İlk analizde sadece su değil aynı zamanda karbondioksit, metan, hidrojen ve amonyak da tespit edildi. Patlamalar, sıcak kayanın sıvı suyla buluştuğu yüzeyin altında hidrotermal reaksiyonlara işaret ediyordu.


2017’de sona eren Cassini misyonundan elde edilen verilerin daha sonra incelenmesi, bunun altında ne yattığına dair merakı daha da artırdı. Bilim adamları artık Enceladus’un yalnızca güney kutbunun altında bir sıvı su havuzunun değil, aynı zamanda dış buz kabuğunun altında küresel bir tuzlu su okyanusunun da olduğuna inanıyor.

Bu yılın başlarında başka bir bilim insanı ekibi, Enceladus bulutlarındaki buz parçacıklarının fosfat içerdiğini bildirdi; bu da okyanus ile ana kaya arasındaki jeokimyasal etkileşimlere işaret ediyordu. Fosfor, yaşam için gerekli olduğuna inanılan bir diğer önemli elementtir.

Fosfat çalışmasına liderlik eden Özgür Berlin Üniversitesi’nden gezegen bilimi profesörü Frank Postberg, “Aslında Enceladus’ta yaşamın gelişme ihtimali iyiye gidiyor” dedi.

Son çalışmada, Bay Peter ve meslektaşları bir kez daha Cassini yakın uçuşlarından elde edilen verilere baktılar. Hidrojen siyanür miktarı hemen gözlemlenemeyecek kadar küçüktür. Bunun yerine araştırmacılar Enceladus’ta mevcut olabileceğini düşündükleri 50 bileşiğin bir listesiyle başladılar. Daha sonra bu bileşiklerin 10 ila 15 tanesinin modelini oluşturdular ve hangi modellerin Cassini’nin gözlemlerine en iyi şekilde uyduğunu test ettiler.

Maryland’deki Johns Hopkins Uygulamalı Fizik Laboratuvarı’nda gezegen bilimci olan Kathleen Craft, “Bulutlarda görebildiklerimiz hakkında daha fazla bilgi edinmek için yapılan güzel bir analiz” dedi.


Dr.
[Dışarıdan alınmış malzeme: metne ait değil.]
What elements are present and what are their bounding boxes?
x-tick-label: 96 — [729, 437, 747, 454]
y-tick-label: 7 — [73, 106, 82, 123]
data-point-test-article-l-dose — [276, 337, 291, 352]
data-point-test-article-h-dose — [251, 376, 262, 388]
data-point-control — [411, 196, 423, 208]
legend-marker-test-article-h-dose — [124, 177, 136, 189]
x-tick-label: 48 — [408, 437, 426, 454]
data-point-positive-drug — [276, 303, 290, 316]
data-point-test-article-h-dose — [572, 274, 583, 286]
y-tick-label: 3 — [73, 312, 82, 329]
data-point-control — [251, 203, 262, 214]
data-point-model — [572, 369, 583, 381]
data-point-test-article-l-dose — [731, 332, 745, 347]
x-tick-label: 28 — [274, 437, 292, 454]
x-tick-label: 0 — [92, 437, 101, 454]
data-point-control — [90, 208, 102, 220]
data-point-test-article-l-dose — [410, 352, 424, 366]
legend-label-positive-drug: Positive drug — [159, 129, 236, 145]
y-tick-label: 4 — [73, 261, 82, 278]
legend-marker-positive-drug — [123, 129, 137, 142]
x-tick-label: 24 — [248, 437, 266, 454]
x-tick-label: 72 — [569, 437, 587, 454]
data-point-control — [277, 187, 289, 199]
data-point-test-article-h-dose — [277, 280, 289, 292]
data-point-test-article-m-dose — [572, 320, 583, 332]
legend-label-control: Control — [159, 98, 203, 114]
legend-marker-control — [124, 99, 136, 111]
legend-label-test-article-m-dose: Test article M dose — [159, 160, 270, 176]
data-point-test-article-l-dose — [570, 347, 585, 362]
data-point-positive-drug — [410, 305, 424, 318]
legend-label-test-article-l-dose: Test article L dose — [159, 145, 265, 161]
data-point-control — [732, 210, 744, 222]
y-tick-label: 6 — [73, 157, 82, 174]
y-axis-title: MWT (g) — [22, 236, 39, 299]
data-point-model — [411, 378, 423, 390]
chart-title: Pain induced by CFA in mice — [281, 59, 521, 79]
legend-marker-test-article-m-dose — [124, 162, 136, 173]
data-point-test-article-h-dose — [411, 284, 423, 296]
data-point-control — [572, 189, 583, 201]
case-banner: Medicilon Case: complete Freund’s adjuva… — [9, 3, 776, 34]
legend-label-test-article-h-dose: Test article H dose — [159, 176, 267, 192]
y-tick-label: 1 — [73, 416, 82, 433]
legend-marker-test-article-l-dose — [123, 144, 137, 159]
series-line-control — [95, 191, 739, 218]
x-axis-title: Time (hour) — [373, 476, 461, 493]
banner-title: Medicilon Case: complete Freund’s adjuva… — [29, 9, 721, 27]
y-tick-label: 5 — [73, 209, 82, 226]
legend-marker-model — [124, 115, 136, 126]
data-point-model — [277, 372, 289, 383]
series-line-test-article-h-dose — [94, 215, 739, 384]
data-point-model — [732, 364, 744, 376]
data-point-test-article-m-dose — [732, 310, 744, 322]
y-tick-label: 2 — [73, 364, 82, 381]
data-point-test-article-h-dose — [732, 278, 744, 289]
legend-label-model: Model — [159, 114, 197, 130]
Craft, Enceladus büyüleyici bir yer ama tek yer değil. Jüpiter’in yörüngesindeki Europa gibi diğer uydularda da buzun altında okyanuslar var. Yaklaşan bir NASA misyonu olan Europa Clipper, Cassini’ninkine benzer, benzer keşifler yapabilecek bir alet taşıyacak.

“Tüm deniz dünyaları son derece heyecan vericidir” dedi Dr. Zanaat. “Hepsi birbirinden biraz farklı ama pek çok ortak noktası var.”

NASA’nın Kaliforniya’daki Ames Araştırma Merkezi’nin eksobiyoloji bölümünde araştırmacı olan Alfonso Davila, Enceladus bulutlarında hidrojen siyanürün ve yeni bildirilen diğer organik bileşiklerin varlığının “okyanustaki karmaşık organik maddenin kaynağını ortaya çıkarmadığını” söyledi.

“Fakat bu bizi cevaba bir santim daha yaklaştırıyor” dedi.